I know that I have several journals/blogs, etc floating around in cyberspace. Why create another one? Well, I need something for myself again. Live Journal was what I needed in college, but my interest for that has died. Myspace is great for re-connecting with old friends/classmates, but is not a good place to "spill my business."
I have a trainer and work out with her once a week. I have been working out with her since July. I have not lost one single pound. I know that it is related to the fact that I only go to the gym 1-3 times a week and my food is probably not what it should be.
I know that she means well...I know she does. She has helped my boyfriend lose 100 pounds and dozens of inches over the last year. It's just that I don't feel like I can connect with her quite like he did.
I am frustrated because I can't seem to find something that works for me. Afterall, isn't that the point? Diets generally don't work, it's a lifestyle change. OK. Why did she tell me that maybe I should look into an appetite suppressant? Diet pills? Do I spend $140 a month to have you tell me that I should look into getting addicted to a diet pill? I just don't know....

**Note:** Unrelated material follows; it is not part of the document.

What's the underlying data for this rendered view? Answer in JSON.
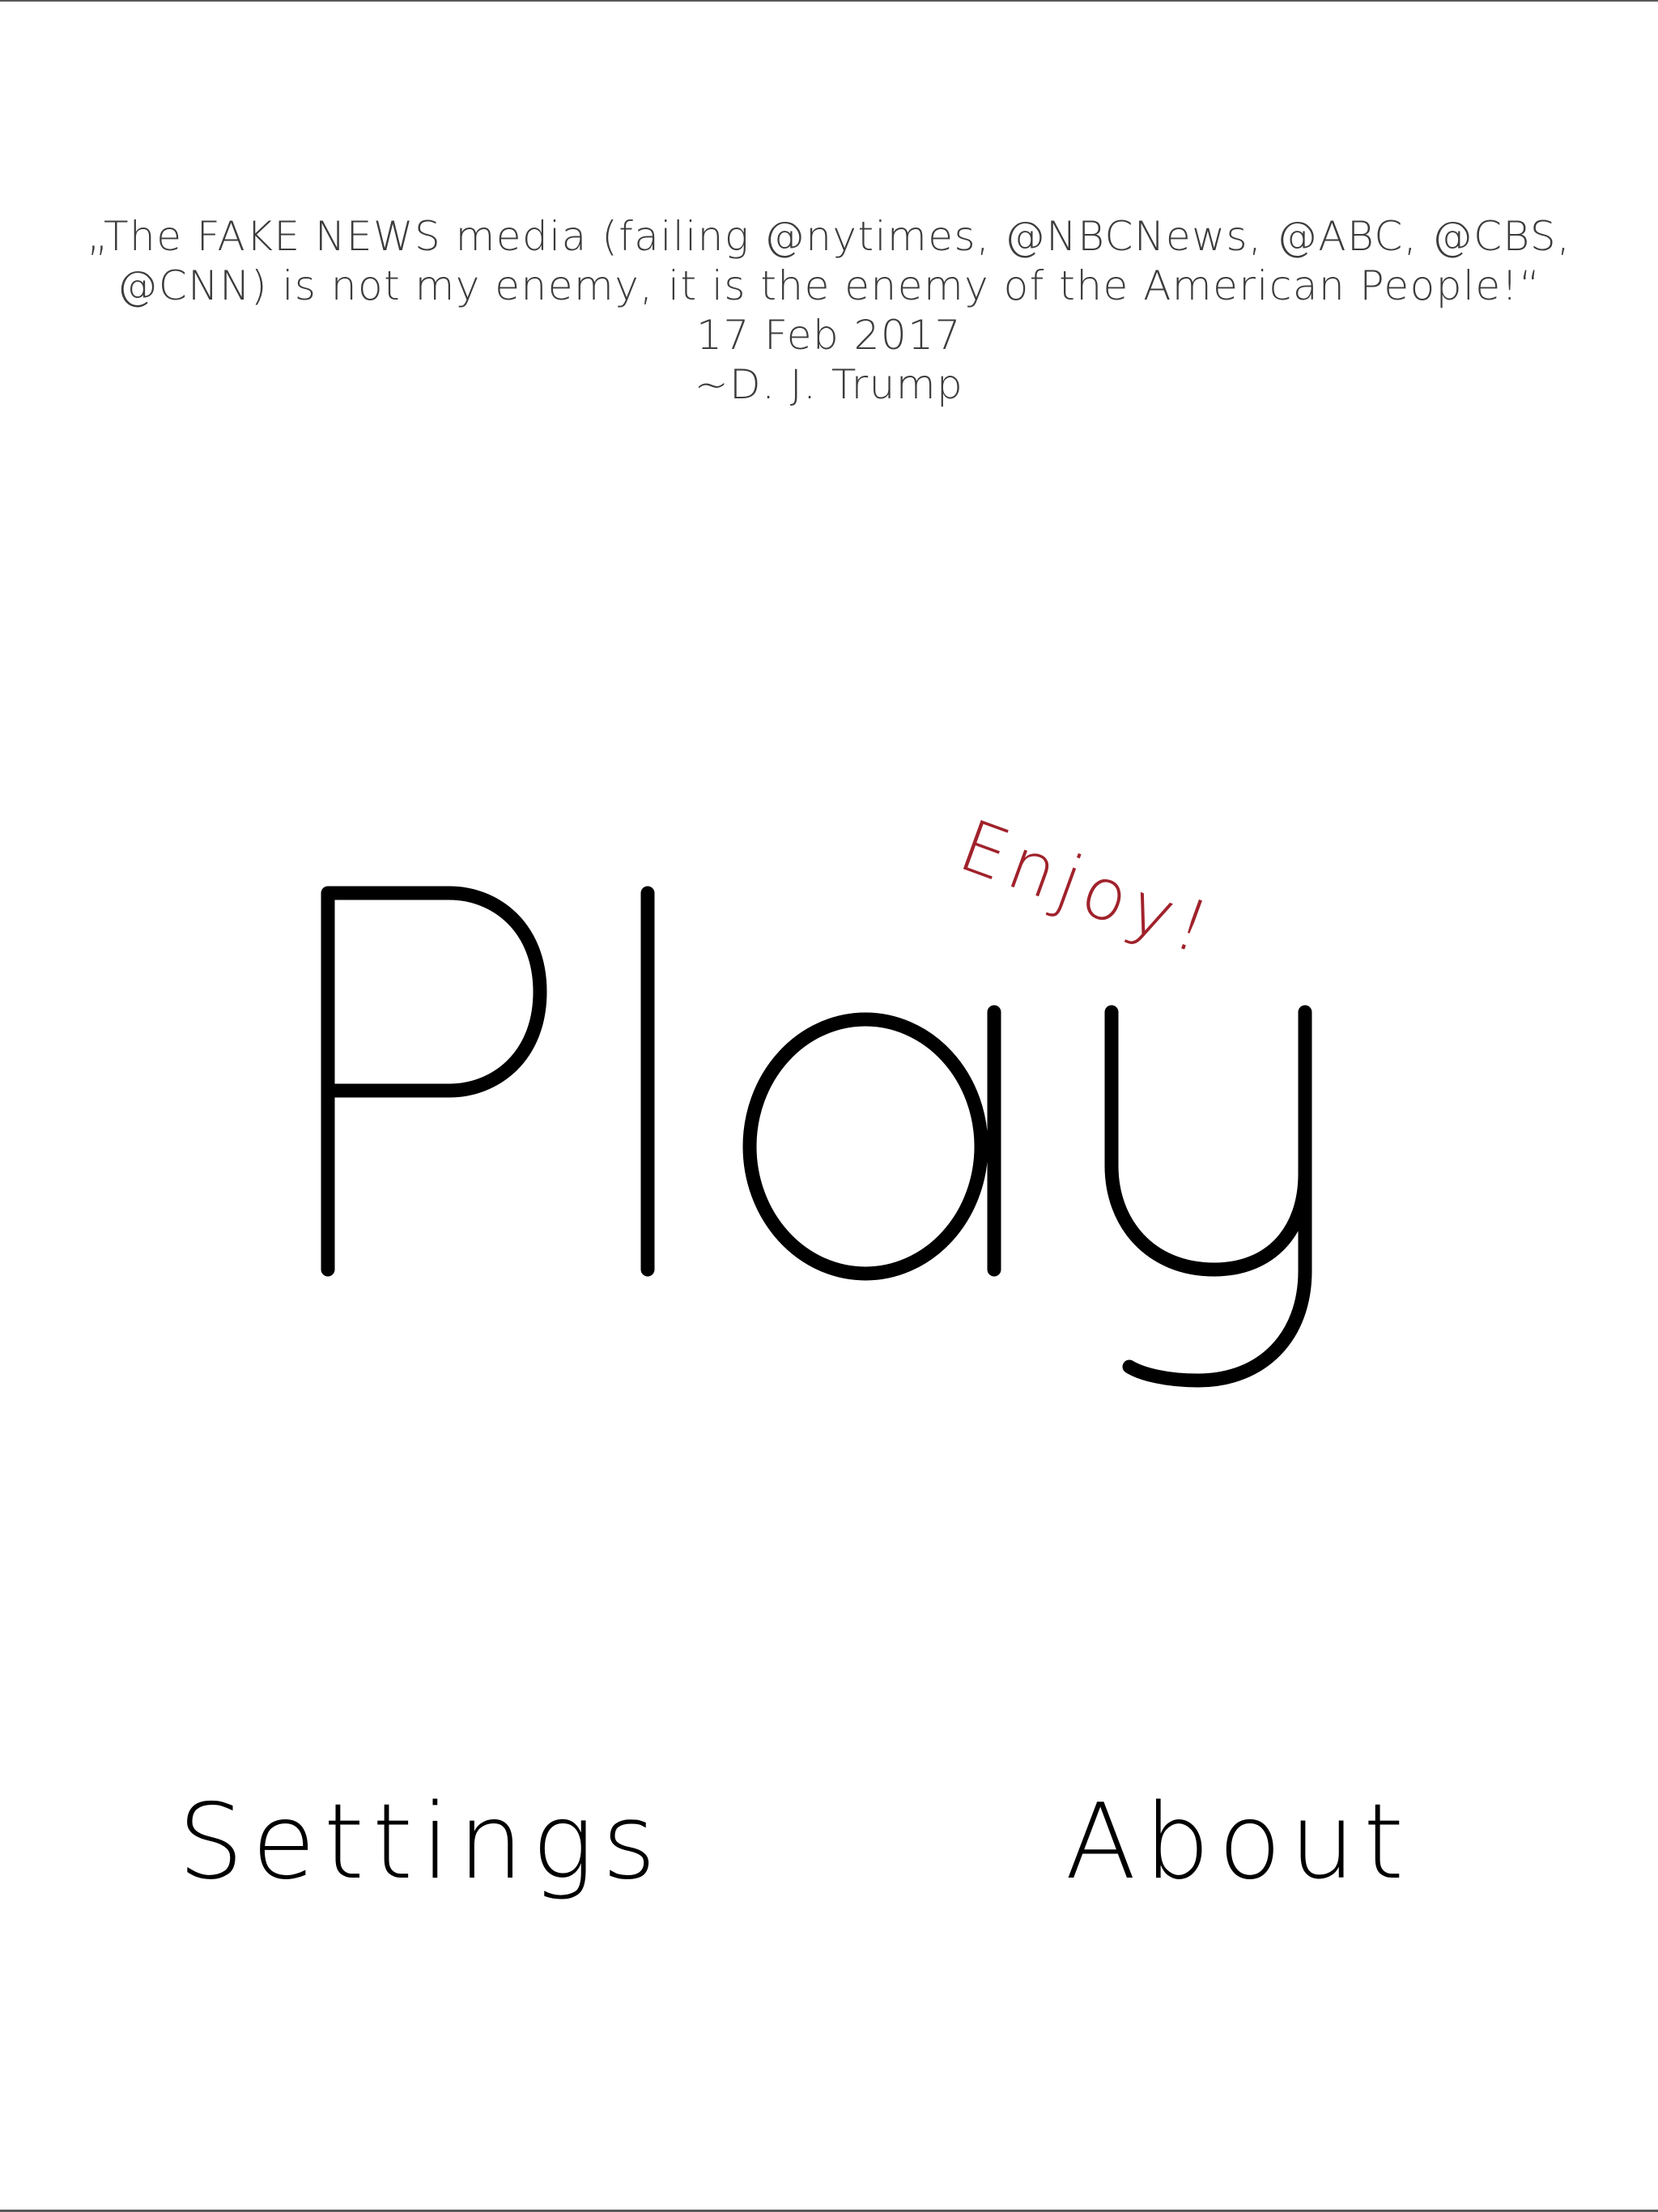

I'd like to think that food and exercise is not the only problem. In fact, I'd like to think that there are several other factors and that all I can do is take it one step at a time.
I don't like counting calories...it doesn't work for me. I cannot make the recipes I find online because Kyle is a very picky eater. I mean, I can only make Taco Bake and Spaghetti so many times a week.
I've been thinking that maybe I'd look into a program where meals are shipped to me in perfect portion size. Of course I could always eat Weight Watchers or Lean Cuisine, but they are high in sodium and trading fat for high cholesterol is not ideal.
I get so frustrated..I know it's not easy. If it were, our country would not have the problems we do. I just wish I could figure out what works for me.